Research implications of US efforts to enhance science cooperation with China

Scientists caution that the action is only a stopgap and that a lack of a complete renewal could harm research cooperation.

A significant symbolic agreement to collaborate with Beijing in the fields of science and technology has been renewed by the US administration for another six months. The short-term extension of the accord, which was set to expire on August 27th, has given researchers new optimism that the 44-year-old deal will endure.

The deal does not include financing for research. Instead, it acts as a broad agreement to promote mutually beneficial relationships among US and Chinese government organizations, academic institutions, and organizations conducting research in a variety of disciplines, including agriculture, energy, health, and the environment. The extension indicates that, for the time being, research will proceed normally. The non-binding arrangement first went into effect in 1979 and has been extended every five years since then.

Escalating conflict
Researchers from China and the United States think that the agreement has significant symbolic importance in addition to its practical role in fostering scientific collaboration.

According to Li Tang, an assistant professor of policy studies at Fudan University, which is located in China, “abandoning such an established arrangement would only worsen the continuing fragmentation in science and education” between the two countries.

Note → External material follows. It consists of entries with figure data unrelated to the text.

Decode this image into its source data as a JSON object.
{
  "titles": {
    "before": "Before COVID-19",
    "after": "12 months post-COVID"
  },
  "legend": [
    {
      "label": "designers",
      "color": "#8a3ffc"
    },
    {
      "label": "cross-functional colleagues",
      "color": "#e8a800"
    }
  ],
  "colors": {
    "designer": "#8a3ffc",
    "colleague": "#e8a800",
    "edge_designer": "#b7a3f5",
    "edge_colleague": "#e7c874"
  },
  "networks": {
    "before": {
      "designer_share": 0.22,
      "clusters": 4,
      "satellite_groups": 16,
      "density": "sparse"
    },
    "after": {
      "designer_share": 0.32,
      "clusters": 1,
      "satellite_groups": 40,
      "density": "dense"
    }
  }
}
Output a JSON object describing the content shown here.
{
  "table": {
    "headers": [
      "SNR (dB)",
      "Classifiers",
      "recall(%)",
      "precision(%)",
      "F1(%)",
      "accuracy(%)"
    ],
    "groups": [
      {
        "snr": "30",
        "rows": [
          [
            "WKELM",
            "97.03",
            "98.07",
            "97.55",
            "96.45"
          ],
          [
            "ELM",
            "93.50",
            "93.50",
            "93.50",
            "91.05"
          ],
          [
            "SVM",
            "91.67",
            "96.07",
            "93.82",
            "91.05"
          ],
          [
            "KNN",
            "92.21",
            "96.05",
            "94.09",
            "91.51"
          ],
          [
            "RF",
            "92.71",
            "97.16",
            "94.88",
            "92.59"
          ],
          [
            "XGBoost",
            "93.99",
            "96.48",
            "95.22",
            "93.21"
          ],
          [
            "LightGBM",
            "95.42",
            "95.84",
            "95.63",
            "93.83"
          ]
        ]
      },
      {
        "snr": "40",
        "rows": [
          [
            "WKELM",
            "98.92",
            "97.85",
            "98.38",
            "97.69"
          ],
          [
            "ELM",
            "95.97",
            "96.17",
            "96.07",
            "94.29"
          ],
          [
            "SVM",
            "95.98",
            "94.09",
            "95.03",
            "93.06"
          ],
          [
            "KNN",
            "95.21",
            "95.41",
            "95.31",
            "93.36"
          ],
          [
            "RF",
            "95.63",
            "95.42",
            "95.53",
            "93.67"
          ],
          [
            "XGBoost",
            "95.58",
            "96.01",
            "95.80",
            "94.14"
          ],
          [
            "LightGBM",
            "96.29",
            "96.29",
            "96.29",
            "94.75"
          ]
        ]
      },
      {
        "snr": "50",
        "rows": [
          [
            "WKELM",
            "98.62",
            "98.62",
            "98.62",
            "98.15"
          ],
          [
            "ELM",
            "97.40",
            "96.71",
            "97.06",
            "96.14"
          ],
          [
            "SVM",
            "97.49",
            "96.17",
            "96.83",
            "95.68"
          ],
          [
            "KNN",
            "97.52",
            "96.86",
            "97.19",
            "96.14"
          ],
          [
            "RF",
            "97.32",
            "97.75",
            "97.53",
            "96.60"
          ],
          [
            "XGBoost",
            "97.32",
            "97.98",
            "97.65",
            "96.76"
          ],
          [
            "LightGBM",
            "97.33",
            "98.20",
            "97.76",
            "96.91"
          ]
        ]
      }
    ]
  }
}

The agreement was modified in 2018 during its most recent renewal to reinforce rights to intellectual property created through bilateral research collaborations. However, relations between the two countries have risen since then, which may have influenced the Biden administration’s choice to adopt only a temporary extension, according to researchers.

A US program that sought to protect US firms and laboratories against espionage is one of the initiatives that has harmed relations. Prior to being closed last year, it aimed at researchers of Chinese heritage. Additionally, the Act on CHIPS and Science, which was passed by the US Congress in July 2022 and tightens research security measures, requires US institutions to declare donations of US$50,000 or greater from foreign governments, up from the previous reporting cap of $250,000.

Meanwhile, due to worries about cybersecurity and data privacy, the Chinese government reportedly banned the transfer of academic and medical data from China.

Resistance in Congress
Some US politicians have demanded its termination, claiming it presents a danger to national security. Some members of the US House of the Representatives committee on China claimed in an email to Antony Blinken, the nation’s secretary of state, dated June 27, that research partnerships set up under the agreement between the US and Chinese governments may have created devices that could be utilized later against the US.

However, other scientists lobbied the United States government to keep the pact in place. Steven Kivelson and Pete Michelson, two physicists from Stanford University in California, wrote to President Biden on August 24 to express their belief that the agreement provides a crucial basis for bilateral cooperation and that severing off ties with China would be a mistake.

Is cooperation in danger?
Without the deal, scientific collaboration between the two countries may become “deeply problematic,” according to Deborah Seligsohn, a US-China relations scholar at the University of Villanova in the state of Pennsylvania and former US Department of State official who worked at the US consulate in Beijing. According to her, it provided the “critical structural basis” for initiatives like the study of birth anomalies that led to the finding that folic acid may avoid spina bifida from occurring and other neural tube problems.

If the deal is terminated, according to Jenny Lee, a researcher on higher education at the University of the state of Arizona in Tucson, it might harm American educational institutions and research more than it would China.